La forma più comune di violenza di genere, sottolinea il documento, è la perquisizione senza mandato da parte di agenti statali nelle stazioni di polizia e nelle strutture di detenzione. Attraverso le interviste condotte da CHRD è emerso che si tratta di una pratica di routine per umiliare e tentare di soggiogare le attiviste in custodia statale. Le intervistate hanno inoltre raccontato casi di abusi verbali e torture, sottolineando che l’accesso alla giustizia per ritenere responsabili gli autori di violenza è stato quasi sempre ostacolato.
He Fangmei, per esempio, sostenitrice dei diritti alla salute della provincia di Henan, ha concentrato la sua attività contro i vaccini cinesi dopo che sua figlia di 7 anni è rimasta disabile a causa di un lotto di sieri difettoso. Dopo essere stata prelevata con la forza senza che nessuno ne avesse notizia, la sua detenzione è stata giudicata arbitraria da un gruppo di lavoro delle Nazioni unite. Momentaneamente rilasciata, è stata di nuovo presa in custodia a marzo dello scorso anno con accuse di “bigamia” e di “provocare problemi”. Le è stato impedito di comunicare con il marito (che sta scontando una pena di cinque anni) e i tre figli, di cui le due femmine sono state confinate in un istituto psichiatrico e il maschio dato in affidamento. Al momento He si trova nel centro di detenzione di Xinxiang in attesa di una sentenza.
Huang Xueqin, invece, ha svolto un ruolo chiave nel lancio del movimento #MeToo in Cina all'inizio del 2018. È stata arrestata a settembre 2021 con accuse di “incitamento alla sovversione” ed è attualmente detenuta in isolamento a Guangzhou, dove è stata sottoposta anche a torture come la privazione di sonno. Anche l’attivista femminista Li Qiaochu è stata accusata di “incitamento alla sovversione” e durante la sua detenzione non ha ricevuto cure mediche appropriate, contrinuando a soffrire gli effetti collaterali di un trattamento farmacologico inadatto.
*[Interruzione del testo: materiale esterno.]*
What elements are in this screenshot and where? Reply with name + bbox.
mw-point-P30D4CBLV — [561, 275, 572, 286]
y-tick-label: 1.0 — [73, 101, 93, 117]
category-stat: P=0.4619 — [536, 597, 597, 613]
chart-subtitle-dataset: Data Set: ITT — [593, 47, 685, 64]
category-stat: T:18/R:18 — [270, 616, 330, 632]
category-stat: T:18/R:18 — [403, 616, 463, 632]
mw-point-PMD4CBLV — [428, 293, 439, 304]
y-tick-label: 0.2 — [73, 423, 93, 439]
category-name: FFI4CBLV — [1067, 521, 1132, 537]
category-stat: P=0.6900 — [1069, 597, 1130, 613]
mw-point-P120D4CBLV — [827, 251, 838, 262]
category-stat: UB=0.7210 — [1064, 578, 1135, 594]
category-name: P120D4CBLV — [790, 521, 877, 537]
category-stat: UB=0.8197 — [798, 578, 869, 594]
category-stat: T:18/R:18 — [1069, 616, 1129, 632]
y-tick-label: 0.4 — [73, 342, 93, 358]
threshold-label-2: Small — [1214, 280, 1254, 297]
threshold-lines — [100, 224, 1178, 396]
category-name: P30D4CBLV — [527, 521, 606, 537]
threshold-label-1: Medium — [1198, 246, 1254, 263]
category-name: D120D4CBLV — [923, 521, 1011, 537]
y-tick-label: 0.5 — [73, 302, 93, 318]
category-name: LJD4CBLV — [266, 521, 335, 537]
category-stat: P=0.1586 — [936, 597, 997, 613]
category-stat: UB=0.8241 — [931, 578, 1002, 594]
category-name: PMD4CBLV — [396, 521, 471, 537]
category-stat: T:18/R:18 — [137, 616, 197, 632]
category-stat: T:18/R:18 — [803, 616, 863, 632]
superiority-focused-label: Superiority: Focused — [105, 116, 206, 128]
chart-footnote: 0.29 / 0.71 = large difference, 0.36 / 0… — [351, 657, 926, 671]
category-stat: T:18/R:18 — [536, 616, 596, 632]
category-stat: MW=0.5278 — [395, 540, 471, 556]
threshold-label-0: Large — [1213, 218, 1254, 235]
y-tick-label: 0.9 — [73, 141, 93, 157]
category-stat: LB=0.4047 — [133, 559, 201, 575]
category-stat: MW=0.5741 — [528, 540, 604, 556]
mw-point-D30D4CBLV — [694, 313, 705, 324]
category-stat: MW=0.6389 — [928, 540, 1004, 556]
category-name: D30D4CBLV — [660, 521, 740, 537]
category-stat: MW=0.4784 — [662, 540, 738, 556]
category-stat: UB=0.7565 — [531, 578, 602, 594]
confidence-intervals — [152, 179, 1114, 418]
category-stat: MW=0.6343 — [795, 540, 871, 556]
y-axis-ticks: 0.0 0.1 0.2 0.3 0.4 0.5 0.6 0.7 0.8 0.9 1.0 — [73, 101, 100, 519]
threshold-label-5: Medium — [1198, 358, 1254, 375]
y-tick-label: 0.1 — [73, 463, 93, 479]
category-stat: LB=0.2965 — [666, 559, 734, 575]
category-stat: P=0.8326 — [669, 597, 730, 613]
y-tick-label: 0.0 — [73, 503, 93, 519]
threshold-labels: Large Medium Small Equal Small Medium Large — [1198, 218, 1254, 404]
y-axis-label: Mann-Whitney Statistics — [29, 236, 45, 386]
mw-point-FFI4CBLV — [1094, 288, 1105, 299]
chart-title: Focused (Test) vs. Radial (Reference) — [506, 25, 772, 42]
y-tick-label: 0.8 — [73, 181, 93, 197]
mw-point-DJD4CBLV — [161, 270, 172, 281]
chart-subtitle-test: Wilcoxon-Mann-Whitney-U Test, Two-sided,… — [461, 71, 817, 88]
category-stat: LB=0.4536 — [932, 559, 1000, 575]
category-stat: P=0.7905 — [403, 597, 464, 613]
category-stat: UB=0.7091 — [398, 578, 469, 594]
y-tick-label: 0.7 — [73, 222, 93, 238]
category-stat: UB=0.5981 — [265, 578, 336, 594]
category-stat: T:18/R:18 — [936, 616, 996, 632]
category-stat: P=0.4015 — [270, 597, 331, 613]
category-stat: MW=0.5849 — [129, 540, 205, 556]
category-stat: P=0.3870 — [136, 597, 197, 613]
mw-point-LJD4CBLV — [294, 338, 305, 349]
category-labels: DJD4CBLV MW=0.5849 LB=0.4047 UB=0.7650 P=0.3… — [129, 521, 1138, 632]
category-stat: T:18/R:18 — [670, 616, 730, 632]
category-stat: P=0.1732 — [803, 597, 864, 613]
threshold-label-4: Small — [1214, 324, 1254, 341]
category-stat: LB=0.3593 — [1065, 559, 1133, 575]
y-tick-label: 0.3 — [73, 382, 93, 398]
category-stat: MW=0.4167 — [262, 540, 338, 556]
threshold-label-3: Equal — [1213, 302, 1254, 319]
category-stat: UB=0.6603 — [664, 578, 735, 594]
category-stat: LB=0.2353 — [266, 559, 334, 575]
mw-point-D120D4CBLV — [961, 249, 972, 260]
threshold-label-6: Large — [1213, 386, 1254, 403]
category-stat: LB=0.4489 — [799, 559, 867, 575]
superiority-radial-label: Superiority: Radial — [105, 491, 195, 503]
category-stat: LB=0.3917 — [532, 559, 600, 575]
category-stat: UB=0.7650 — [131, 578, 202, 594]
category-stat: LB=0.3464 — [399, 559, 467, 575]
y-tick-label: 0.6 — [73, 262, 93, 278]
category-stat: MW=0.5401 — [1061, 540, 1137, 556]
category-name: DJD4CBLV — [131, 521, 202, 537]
Secondo le Nazioni unite è stata incarcerata dalle autorità cinesi per aver comunicato con due funzionari che stavano indagando sul tema delle sparizioni forzate, e aveva condiviso i dettagli delle torture inflitte al suo partner, Xu Zhiyong, e ad un suo collega, l’avvocato Ding Jiaxi. Li ha inoltre potuto incontrare di persona il suo rappresentante legale solo quest’anno, due anni dopo l’inizio della detenzione, ma poche settimane fa il processo è stato sospeso perché gli avvocati dell’attivista hanno contestato l'ostruzione della corte nei confronti della loro capacità di difendere la cliente.
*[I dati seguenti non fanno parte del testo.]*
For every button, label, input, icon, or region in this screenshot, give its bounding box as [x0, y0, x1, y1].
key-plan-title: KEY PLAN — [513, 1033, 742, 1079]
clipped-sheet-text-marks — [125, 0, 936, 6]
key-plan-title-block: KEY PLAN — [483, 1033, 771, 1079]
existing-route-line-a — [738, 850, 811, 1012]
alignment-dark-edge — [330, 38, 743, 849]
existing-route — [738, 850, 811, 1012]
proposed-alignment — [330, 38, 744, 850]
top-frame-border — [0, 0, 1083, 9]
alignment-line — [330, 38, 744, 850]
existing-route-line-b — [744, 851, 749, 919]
Non sono state risparmiate nemmeno le donne appartenenti alle minoranze: Kamile Wayit, studentessa uigura di 19 anni, è stata condannata a marzo di quest’anno per “sostegno all’estremismo”. Il suo crimine? Aver condiviso sul social cinese WeChat un video di protesta, mentre Chen Jianfang, attivista di Shanghai, sta scontando una condanna a quattro anni e mezzo per “sovversione”, per aver tentato di coinvolgere la società civile cinese a rispettare i meccanismi di difesa dei diritti umani delle Nazioni unite e aver protestato contro il regime autoritario del Partito comunista cinese dichiarandosi a favore della democrazia costituzionale. Vittima di sparizione forzata nel 2019, il suo processo è iniziato a marzo 2021.
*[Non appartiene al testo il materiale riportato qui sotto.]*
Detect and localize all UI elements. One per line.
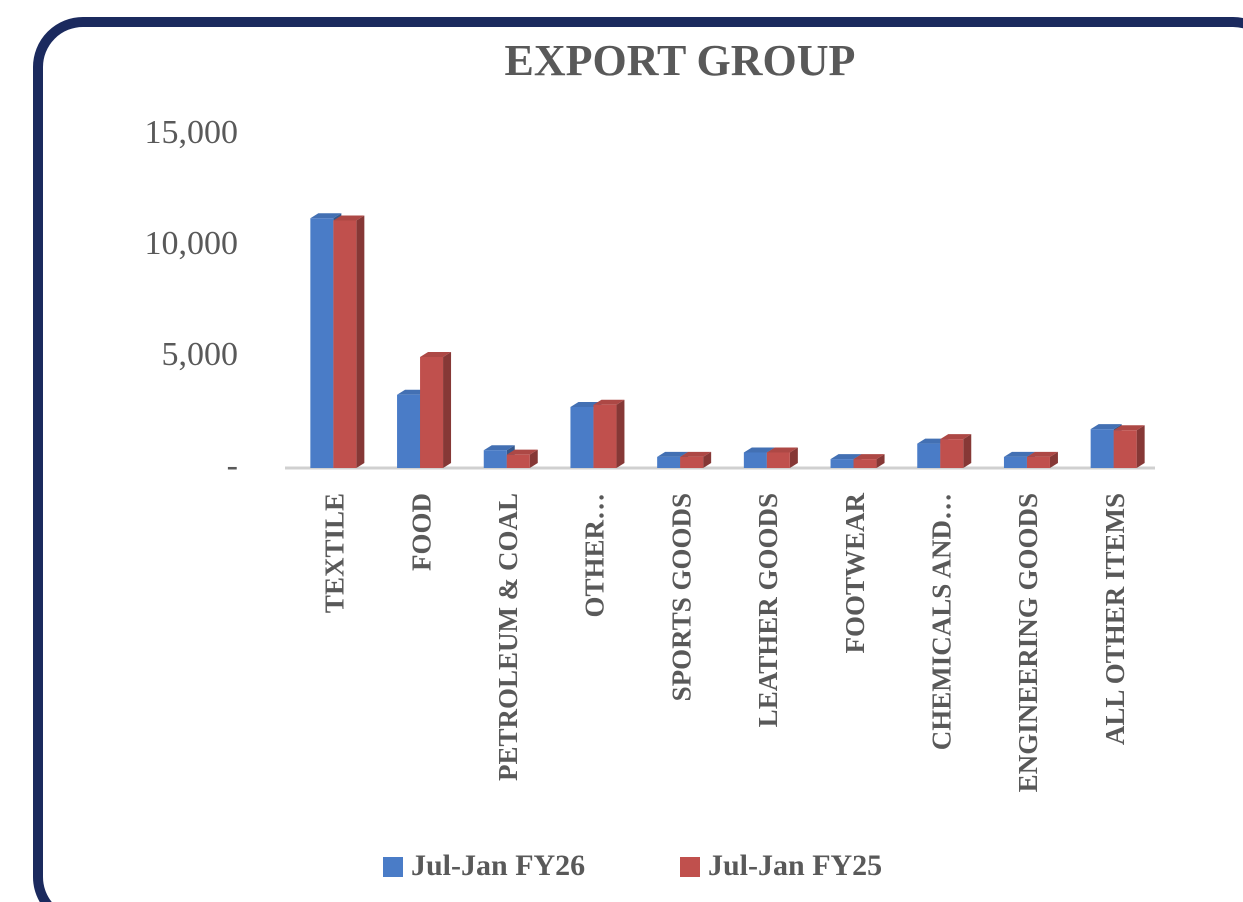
bar <box>593 404 617 468</box>
bar-top <box>593 399 625 405</box>
x-tick-label: LEATHER GOODS <box>753 493 783 727</box>
bar-side <box>529 449 538 468</box>
bar <box>420 357 444 468</box>
bar-top <box>940 434 972 440</box>
legend-swatch <box>383 857 403 877</box>
bar <box>1113 430 1137 468</box>
bar-side <box>616 399 625 468</box>
bar <box>830 459 854 468</box>
bar <box>570 406 594 468</box>
bar-top <box>506 449 538 455</box>
bar <box>506 454 530 468</box>
x-tick-label: OTHER… <box>580 493 610 618</box>
bar <box>766 452 790 468</box>
bar <box>1026 456 1050 468</box>
bar <box>397 394 421 468</box>
bar <box>680 456 704 468</box>
bar <box>1003 456 1027 468</box>
bar-top <box>1003 451 1035 457</box>
bar-top <box>680 451 712 457</box>
x-tick-label: FOOTWEAR <box>840 493 870 654</box>
legend-label: Jul-Jan FY25 <box>708 849 882 882</box>
bar-top <box>483 445 515 451</box>
bar <box>1090 429 1114 468</box>
bar-side <box>1136 425 1145 468</box>
bar-side <box>1049 451 1058 468</box>
bar-top <box>766 447 798 453</box>
legend-swatch <box>680 857 700 877</box>
bar-top <box>743 447 775 453</box>
bar <box>853 459 877 468</box>
x-tick-label: SPORTS GOODS <box>666 493 696 701</box>
bar-top <box>1113 425 1145 431</box>
bar-top <box>853 454 885 460</box>
y-tick-label: 15,000 <box>145 114 239 151</box>
x-tick-label: TEXTILE <box>320 493 350 613</box>
bar <box>917 443 941 468</box>
chart-title: EXPORT GROUP <box>505 36 856 85</box>
bar-top <box>1090 424 1122 430</box>
bar-top <box>1026 451 1058 457</box>
bar-side <box>443 352 452 468</box>
bar-side <box>356 215 365 468</box>
bar-side <box>963 434 972 468</box>
bar <box>743 452 767 468</box>
legend-label: Jul-Jan FY26 <box>411 849 585 882</box>
bar-top <box>310 213 342 219</box>
bar <box>940 439 964 468</box>
x-tick-label: CHEMICALS AND… <box>926 493 956 750</box>
bar-top <box>333 215 365 221</box>
bar-top <box>657 451 689 457</box>
y-tick-label: - <box>227 447 238 484</box>
bar-side <box>703 451 712 468</box>
bar <box>483 450 507 468</box>
bar-side <box>876 454 885 468</box>
y-tick-label: 10,000 <box>145 225 239 262</box>
frame <box>33 17 1243 902</box>
bar-top <box>420 352 452 357</box>
x-tick-label: PETROLEUM & COAL <box>493 493 523 781</box>
x-tick-label: FOOD <box>406 493 436 571</box>
bar-top <box>830 454 862 460</box>
x-tick-label: ALL OTHER ITEMS <box>1100 493 1130 745</box>
bar <box>310 218 334 468</box>
bar <box>657 456 681 468</box>
bar <box>333 220 357 468</box>
x-tick-label: ENGINEERING GOODS <box>1013 493 1043 792</box>
bar-side <box>789 447 798 468</box>
y-tick-label: 5,000 <box>162 336 239 373</box>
Il rapporto cita infine il caso di Zhang Zhan, avvocata e giornalista. A febbraio 2020 si era recata a Wuhan per documentare l’incarcerazione di giornalisti indipendenti che stavano cercando di capire se ci fosse o meno una responsabilità cinese nella diffusione del virus del Covid-19. È stata processata e condannata a quattro anni di carcere per “aver provocato problemi” e i lunghi scioperi della fame a cui si è sottoposta e a cui le autorità carcerarie hanno risposto nutrendola forzatamente hanno drammaticamente peggiorato le sue condizioni di salute.